Finale amaro per FBA

Si chiude con una sconfitta, ma anche con tanto orgoglio, la splendida stagione dei ragazzi di coach Raoul. Un’annata che ha regalato emozioni, entusiasmo e un legame speciale tra squadra, società e pubblico, culminata in una finale che purtroppo non ha avuto l’epilogo sperato.

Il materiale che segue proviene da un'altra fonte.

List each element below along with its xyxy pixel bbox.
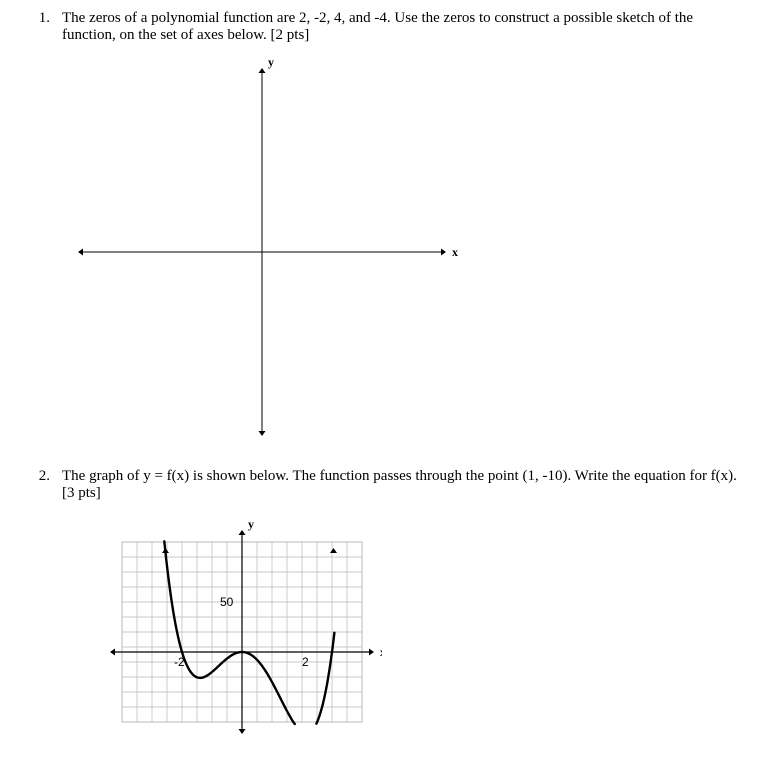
svg-text:x: x xyxy=(452,245,458,259)
question-1: 1. The zeros of a polynomial function ar… xyxy=(20,10,749,452)
function-graph: xy-2250 xyxy=(102,522,382,742)
question-2-text: The graph of y = f(x) is shown below. Th… xyxy=(62,468,737,501)
svg-text:y: y xyxy=(248,522,254,531)
blank-axes: xy xyxy=(62,52,462,452)
question-1-number: 1. xyxy=(20,10,62,452)
svg-text:y: y xyxy=(268,55,274,69)
question-2: 2. The graph of y = f(x) is shown below.… xyxy=(20,468,749,742)
question-2-body: The graph of y = f(x) is shown below. Th… xyxy=(62,468,749,742)
svg-text:x: x xyxy=(380,645,382,659)
question-1-axes-wrap: xy xyxy=(62,52,749,452)
question-1-body: The zeros of a polynomial function are 2… xyxy=(62,10,749,452)
question-1-text: The zeros of a polynomial function are 2… xyxy=(62,10,693,43)
svg-text:2: 2 xyxy=(302,655,309,669)
svg-text:50: 50 xyxy=(220,595,234,609)
question-2-number: 2. xyxy=(20,468,62,742)
question-2-graph-wrap: xy-2250 xyxy=(102,522,749,742)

Prima di tutto, è doveroso fare i complimenti a Portogruaro per la meritata promozione e per aver disputato due gare praticamente perfette. Resta però il rammarico per non aver potuto giocarsi questa finale ad armi pari. La fortuna, infatti, ha voltato le spalle a FBA proprio nel momento più importante della stagione. Le assenze e gli acciacchi hanno pesato enormemente: Gaiot e Simeoni fuori causa, Bonello che ha provato fino all’ultimo ma non è riuscito a dare il proprio contributo, Zakelj in campo a mezzo servizio e costretto a lasciare il parquet camminando a fatica. A peggiorare ulteriormente la situazione, l’infortunio al ginocchio di Bovo già nel primo quarto.

Nonostante tutto, quanto fatto dai ragazzi di coach Raoul è stato davvero straordinario. In condizioni così difficili, la partita è rimasta equilibrata fino al terzo quarto, finché le energie dei pochi effettivi a disposizione hanno retto l’urto. Anche Bastianutto, fino a quel momento ben contenuto dalla difesa ospite, aveva trovato il modo di accendersi con tre triple praticamente consecutive, prima di essere costretto anch’egli ad abbandonare il campo.

A tenere viva la speranza ci hanno pensato soprattutto Gomis, autore di un’ottima prestazione, insieme a Roseano e Casagrande, che hanno cercato in ogni modo di reggere l’urto. Nel finale, coach Raoul ha voluto regalare l’emozione della finale anche ai giovani Under, premiandoli per il prezioso contributo dato durante tutta la stagione alla prima squadra. Un riconoscimento meritato per ragazzi che hanno sempre risposto presente quando chiamati in causa.

I giocatori hanno dato tutto ciò che avevano e forse anche qualcosa in più. Oltre non era possibile andare. Per questo motivo l’uscita dal campo è stata accompagnata dagli applausi di uno straordinario pubblico. Al di là del risultato, il palazzetto gremito e il tifo da serie A sono una delle più belle vittorie di questa annata.

La sconfitta fa male, inevitabilmente. Ma ciò che deve restare è il percorso costruito da questo magnifico gruppo, capace di andare oltre ogni aspettativa e di gettare basi solide per il futuro.

Un ringraziamento speciale va a coach Raoul, sempre presente, preparato e capace di vivere la pallacanestro con una passione rara, e al suo assistente Gabriele Terenzani: una coppia affiatata che ha guidato la squadra con competenza e dedizione per tutta la stagione.

Ora sarà il momento della festa di fine anno, occasione per celebrare un cammino che ha regalato soddisfazioni e orgoglio a tutta la famiglia FBA. Poi arriverà il tempo di programmare il futuro e guardare alla prossima stagione con entusiasmo e ambizione.

Grazie a tutti: giocatori, staff, volontari e pubblico. Perché, al di là del risultato finale, questa è stata davvero un’annata oltre ogni aspettativa per la grande famiglia FBA.

Tabellino: Sirch 1, Cisilino 1, Bonello 3, Bastianutto 11, Furlano, Degano, Roseano 13, Zakelj 5, Bovo 2, Casagrande 7, Mariano, Gomis 22.